Leopold, too, worries that enforcement of existing laws could be wholly unpredictable. There’s precedent for it, he points out: the enormous immigration raid on a slaughterhouse in Postville, Iowa in 2008, which resulted in some 400 people being arrested for being undocumented. Of those, around 300 were criminally charged and served prison sentences before being permanently deported.
“You see stories about how families fled into the basement of churches because there was a raid and people were terrified,” Leopold says. “It instills fear in communities.”
So many immigrants right now are also in a daze or a panic, he says, and it will take time before they’re able to make rational decisions.

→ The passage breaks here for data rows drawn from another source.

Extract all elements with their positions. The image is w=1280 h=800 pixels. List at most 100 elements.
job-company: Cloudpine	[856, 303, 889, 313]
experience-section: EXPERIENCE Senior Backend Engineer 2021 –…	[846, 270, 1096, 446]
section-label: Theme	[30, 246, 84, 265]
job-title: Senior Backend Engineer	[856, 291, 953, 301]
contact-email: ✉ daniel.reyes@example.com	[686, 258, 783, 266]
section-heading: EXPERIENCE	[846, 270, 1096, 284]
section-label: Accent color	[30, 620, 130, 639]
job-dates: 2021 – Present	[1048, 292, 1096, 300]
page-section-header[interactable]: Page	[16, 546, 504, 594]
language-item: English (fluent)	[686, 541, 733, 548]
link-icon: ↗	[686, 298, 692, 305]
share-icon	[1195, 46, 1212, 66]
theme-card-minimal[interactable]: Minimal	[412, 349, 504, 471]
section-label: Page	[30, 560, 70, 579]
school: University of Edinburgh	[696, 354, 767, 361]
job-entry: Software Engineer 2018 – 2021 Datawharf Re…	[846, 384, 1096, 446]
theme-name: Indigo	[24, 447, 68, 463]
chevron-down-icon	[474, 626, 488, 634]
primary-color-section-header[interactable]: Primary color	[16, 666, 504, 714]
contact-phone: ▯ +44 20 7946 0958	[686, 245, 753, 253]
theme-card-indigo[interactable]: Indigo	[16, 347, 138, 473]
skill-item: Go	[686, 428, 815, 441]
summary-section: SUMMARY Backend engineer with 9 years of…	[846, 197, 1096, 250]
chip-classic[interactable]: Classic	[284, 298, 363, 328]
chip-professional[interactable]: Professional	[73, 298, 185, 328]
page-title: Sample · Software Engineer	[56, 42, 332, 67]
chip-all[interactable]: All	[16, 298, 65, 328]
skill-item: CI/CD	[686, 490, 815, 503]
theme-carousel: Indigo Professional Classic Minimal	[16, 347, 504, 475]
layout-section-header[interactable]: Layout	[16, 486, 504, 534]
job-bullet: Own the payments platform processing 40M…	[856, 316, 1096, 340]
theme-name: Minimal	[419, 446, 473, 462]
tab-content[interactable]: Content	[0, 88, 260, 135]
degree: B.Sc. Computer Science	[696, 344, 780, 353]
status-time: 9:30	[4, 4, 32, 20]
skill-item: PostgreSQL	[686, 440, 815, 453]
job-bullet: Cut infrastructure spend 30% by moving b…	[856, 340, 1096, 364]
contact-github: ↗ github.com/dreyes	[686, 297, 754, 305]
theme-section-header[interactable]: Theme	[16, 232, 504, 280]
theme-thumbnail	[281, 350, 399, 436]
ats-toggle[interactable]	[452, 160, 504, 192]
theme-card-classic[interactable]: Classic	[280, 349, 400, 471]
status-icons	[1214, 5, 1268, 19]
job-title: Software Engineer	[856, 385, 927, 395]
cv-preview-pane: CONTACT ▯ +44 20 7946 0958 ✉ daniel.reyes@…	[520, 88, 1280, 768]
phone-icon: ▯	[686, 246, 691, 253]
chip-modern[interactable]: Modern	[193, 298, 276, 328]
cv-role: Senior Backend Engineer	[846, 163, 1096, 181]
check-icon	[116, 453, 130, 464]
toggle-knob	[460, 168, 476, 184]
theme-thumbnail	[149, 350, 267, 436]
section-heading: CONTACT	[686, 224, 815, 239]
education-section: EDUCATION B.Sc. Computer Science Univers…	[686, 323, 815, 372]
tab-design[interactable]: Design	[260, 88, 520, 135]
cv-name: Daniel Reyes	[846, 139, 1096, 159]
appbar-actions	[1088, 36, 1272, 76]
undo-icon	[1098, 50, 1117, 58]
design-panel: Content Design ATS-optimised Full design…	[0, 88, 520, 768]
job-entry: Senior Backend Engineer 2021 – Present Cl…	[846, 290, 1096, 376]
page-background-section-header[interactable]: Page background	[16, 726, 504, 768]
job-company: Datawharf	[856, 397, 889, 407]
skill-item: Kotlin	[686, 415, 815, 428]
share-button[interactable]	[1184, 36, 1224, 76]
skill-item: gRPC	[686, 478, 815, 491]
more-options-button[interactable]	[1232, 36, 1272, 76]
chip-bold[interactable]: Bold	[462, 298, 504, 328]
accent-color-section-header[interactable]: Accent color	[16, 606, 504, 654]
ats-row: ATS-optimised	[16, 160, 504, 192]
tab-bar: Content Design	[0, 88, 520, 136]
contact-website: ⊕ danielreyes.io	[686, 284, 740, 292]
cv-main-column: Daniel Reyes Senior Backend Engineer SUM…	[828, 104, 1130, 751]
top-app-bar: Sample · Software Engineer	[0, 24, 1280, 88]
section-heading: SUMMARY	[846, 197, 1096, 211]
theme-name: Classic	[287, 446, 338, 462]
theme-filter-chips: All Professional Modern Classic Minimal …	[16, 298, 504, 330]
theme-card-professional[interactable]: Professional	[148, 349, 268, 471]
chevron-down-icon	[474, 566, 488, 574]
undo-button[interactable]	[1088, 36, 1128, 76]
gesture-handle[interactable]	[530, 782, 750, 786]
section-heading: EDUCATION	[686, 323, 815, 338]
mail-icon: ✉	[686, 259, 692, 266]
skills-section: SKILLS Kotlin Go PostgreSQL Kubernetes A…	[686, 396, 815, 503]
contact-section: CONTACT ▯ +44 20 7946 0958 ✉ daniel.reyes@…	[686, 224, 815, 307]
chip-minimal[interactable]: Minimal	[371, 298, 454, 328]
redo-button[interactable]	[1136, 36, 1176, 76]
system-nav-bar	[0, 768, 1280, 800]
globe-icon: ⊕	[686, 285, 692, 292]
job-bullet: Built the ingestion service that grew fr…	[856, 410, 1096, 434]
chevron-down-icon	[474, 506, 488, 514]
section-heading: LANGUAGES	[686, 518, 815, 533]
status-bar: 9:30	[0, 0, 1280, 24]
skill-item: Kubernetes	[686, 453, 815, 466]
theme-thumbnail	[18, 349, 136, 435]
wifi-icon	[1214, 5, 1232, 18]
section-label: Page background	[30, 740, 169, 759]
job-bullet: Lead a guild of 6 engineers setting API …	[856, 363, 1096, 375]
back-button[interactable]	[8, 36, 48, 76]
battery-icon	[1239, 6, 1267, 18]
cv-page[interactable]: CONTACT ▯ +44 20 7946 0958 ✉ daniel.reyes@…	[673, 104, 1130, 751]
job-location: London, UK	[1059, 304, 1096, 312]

“Right now people are shocked and stunned at the reality that Donald Trump will take the oath of office in January,” he says, “Given the campaign, given the extremist xenophobic nativist rhetoric. I think people are grieving and also trying to get to the point where they can make rational decisions based on the situation.”
Leopold also warns that if you plan to donate to an immigrants rights group, it’s important to make sure they’re reputable, well-known, established groups. (Jezebel has a long list of reputable organizations you can donate to, covering both immigrant rights and other concerns.)
“People need to be careful,” he says. He points out one common type of fraud perpetrated on Spanish-speaking immigrants. “You’ve got notarios, people who hold up signs saying, ‘I’m a notary public and I can help you.’ That happens because in Latin America a notary is higher than a lawyer in some of those countries. Here a notario is a functionary, not competent to give legal advice. The point I’m trying to make is that in a dire situation like this, there are predators.” (The American Bar Association has more about notario fraud and information on resources for its victims.)
Leopold and the other attorneys all say they’re trying to balance some measure of hope with a crushing sense of the darkest possibilities of a Trump presidency.
“I have to take Trump at his word,” he says. “And his word was that Mexicans are rapists and that he’s going to ban Muslims and that he’s going to stop immigration and on and on. And until he shows me otherwise, I’m prepared for that.”